Andrew espoleó su montura para que no disminuyera la velocidad y saltó un tronco con ímpetu. El viento despeinaba su cabello y lo ayudaba a despejar su mente. Había pasado la noche en un antro de mala muerte, jugando, apostando y bebiendo. Y al amanecer, aprovechando que se movilizaba a caballo, había terminado en el sector más alejado de Hayde Park, cabalgando y saltando obstáculos como poseído.

Sin embargo, nada de aquello había servido para borrar de su memoria el rostro atribulado de Daisy, sus palabras tan dolorosas, el sabor de su boca, de su piel en sus labios, de su dulce aroma a margaritas. Las imágenes regresaban a su cabeza una y otra vez, enloqueciéndolo, enardeciéndolo, lastimándolo. No sabía qué pensar ni mucho menos qué hacer. Mas le había quedado claro que la dama no lo quería en su vida, más que claro. Y eso lo estaba matando.
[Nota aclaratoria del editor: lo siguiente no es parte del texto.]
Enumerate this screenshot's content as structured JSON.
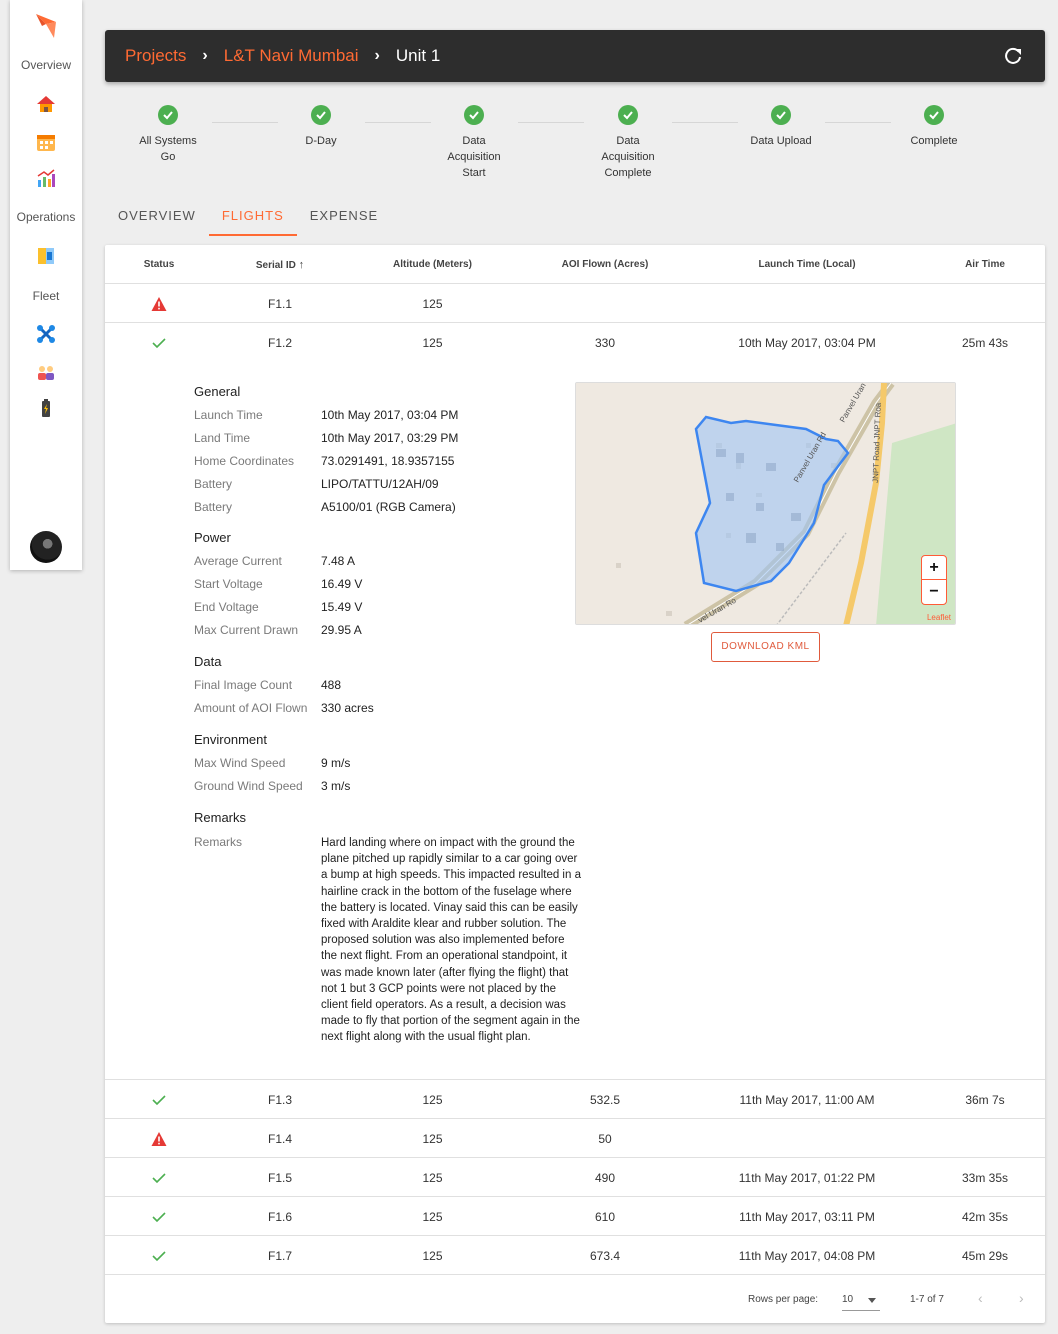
{
  "sidebar": {
    "overview_label": "Overview",
    "operations_label": "Operations",
    "fleet_label": "Fleet"
  },
  "breadcrumb": [
    "Projects",
    "L&T Navi Mumbai",
    "Unit 1"
  ],
  "steps": [
    "All Systems\nGo",
    "D-Day",
    "Data\nAcquisition\nStart",
    "Data\nAcquisition\nComplete",
    "Data Upload",
    "Complete"
  ],
  "tabs": [
    "OVERVIEW",
    "FLIGHTS",
    "EXPENSE"
  ],
  "active_tab": "FLIGHTS",
  "table": {
    "headers": {
      "status": "Status",
      "serial": "Serial ID",
      "altitude": "Altitude (Meters)",
      "aoi": "AOI Flown (Acres)",
      "launch": "Launch Time (Local)",
      "air": "Air Time"
    },
    "rows": [
      {
        "status": "warning",
        "serial": "F1.1",
        "altitude": "125",
        "aoi": "",
        "launch": "",
        "air": ""
      },
      {
        "status": "ok",
        "serial": "F1.2",
        "altitude": "125",
        "aoi": "330",
        "launch": "10th May 2017, 03:04 PM",
        "air": "25m 43s"
      },
      {
        "status": "ok",
        "serial": "F1.3",
        "altitude": "125",
        "aoi": "532.5",
        "launch": "11th May 2017, 11:00 AM",
        "air": "36m 7s"
      },
      {
        "status": "warning",
        "serial": "F1.4",
        "altitude": "125",
        "aoi": "50",
        "launch": "",
        "air": ""
      },
      {
        "status": "ok",
        "serial": "F1.5",
        "altitude": "125",
        "aoi": "490",
        "launch": "11th May 2017, 01:22 PM",
        "air": "33m 35s"
      },
      {
        "status": "ok",
        "serial": "F1.6",
        "altitude": "125",
        "aoi": "610",
        "launch": "11th May 2017, 03:11 PM",
        "air": "42m 35s"
      },
      {
        "status": "ok",
        "serial": "F1.7",
        "altitude": "125",
        "aoi": "673.4",
        "launch": "11th May 2017, 04:08 PM",
        "air": "45m 29s"
      }
    ]
  },
  "detail": {
    "general": {
      "title": "General",
      "items": [
        {
          "k": "Launch Time",
          "v": "10th May 2017, 03:04 PM"
        },
        {
          "k": "Land Time",
          "v": "10th May 2017, 03:29 PM"
        },
        {
          "k": "Home Coordinates",
          "v": "73.0291491, 18.9357155"
        },
        {
          "k": "Battery",
          "v": "LIPO/TATTU/12AH/09"
        },
        {
          "k": "Battery",
          "v": "A5100/01 (RGB Camera)"
        }
      ]
    },
    "power": {
      "title": "Power",
      "items": [
        {
          "k": "Average Current",
          "v": "7.48 A"
        },
        {
          "k": "Start Voltage",
          "v": "16.49 V"
        },
        {
          "k": "End Voltage",
          "v": "15.49 V"
        },
        {
          "k": "Max Current Drawn",
          "v": "29.95 A"
        }
      ]
    },
    "data": {
      "title": "Data",
      "items": [
        {
          "k": "Final Image Count",
          "v": "488"
        },
        {
          "k": "Amount of AOI Flown",
          "v": "330 acres"
        }
      ]
    },
    "environment": {
      "title": "Environment",
      "items": [
        {
          "k": "Max Wind Speed",
          "v": "9 m/s"
        },
        {
          "k": "Ground Wind Speed",
          "v": "3 m/s"
        }
      ]
    },
    "remarks": {
      "title": "Remarks",
      "label": "Remarks",
      "text": "Hard landing where on impact with the ground the plane pitched up rapidly similar to a car going over a bump at high speeds. This impacted resulted in a hairline crack in the bottom of the fuselage where the battery is located. Vinay said this can be easily fixed with Araldite klear and rubber solution. The proposed solution was also implemented before the next flight. From an operational standpoint, it was made known later (after flying the flight) that not 1 but 3 GCP points were not placed by the client field operators. As a result, a decision was made to fly that portion of the segment again in the next flight along with the usual flight plan."
    },
    "map": {
      "road_label_1": "Panvel Uran Rd",
      "road_label_2": "Panvel Uran Rd",
      "road_label_3": "JNPT Road JNPT Roa",
      "road_label_4": "vel Uran Ro",
      "zoom_in": "+",
      "zoom_out": "−",
      "attribution": "Leaflet"
    },
    "download_label": "DOWNLOAD KML"
  },
  "pagination": {
    "rows_per_page_label": "Rows per page:",
    "rows_per_page": "10",
    "range": "1-7 of 7",
    "prev": "‹",
    "next": "›"
  },
  "colors": {
    "accent": "#ff6a33",
    "success": "#4caf50",
    "warning": "#e53935",
    "header_bg": "#2d2d2d"
  }
}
Él era incapaz de decir lo necesario para mantenerla a su lado y, a la vez, no podía decir lo debido para apartarla. Por eso, ella lo había hecho por él, había sido más valiente, más aguerrida, más fuerte. No entendía en qué momento las cosas se habían complicado tanto, que en ese instante, tal y como Daisy le había dicho, se encontraba perdido, desorientado y confundido.

El sol estaba ya en alto cuando Andy decidió volver a casa, debía descansar, ya que esa noche tenía una pista que seguir sobre el mapa. Tiró de las riendas, haciendo girar a su caballo, dispuesto a emprender el regreso, cuando algo que vio lo dejó paralizado.

Del otro lado de la fila de árboles donde él se encontraba, había una pareja que discutía al parecer y en postura muy cercana e íntima. Ella era delgada y alta, pero la capa que llevaba no le dejaba adivinar su identidad. Mas lo que lo había dejado estupefacto no era eso, sino el reconocimiento inmediato que hizo del caballero. Era Anthony, él era quien en ese momento intentaba acercarse a la mujer que sacudía su cabeza y retrocedía haciendo un ademán impaciente con sus brazos.

Por un momento, su estómago se contrajo al calibrar la idea de que él y Daisy estuviesen en una cita clandestina. Pero rápido descartó esa hipótesis, pues además de no tener sentido, la contextura de la mujer no coincidía.

Tratando de no ser visto por ellos, comenzó a rodear la zona con el propósito de vislumbrar el rostro de la mujer. Sabía que no era de su incumbencia, que no era honorable espiar a los demás y que tal vez era desleal tratándose de su amigo, pero no pudo evitarlo. Poco a poco se fue acercando y fue testigo de cómo la mujer trataba de abrazar a West y este lo impedía dando un paso atrás y le decía algo con gesto sombrío.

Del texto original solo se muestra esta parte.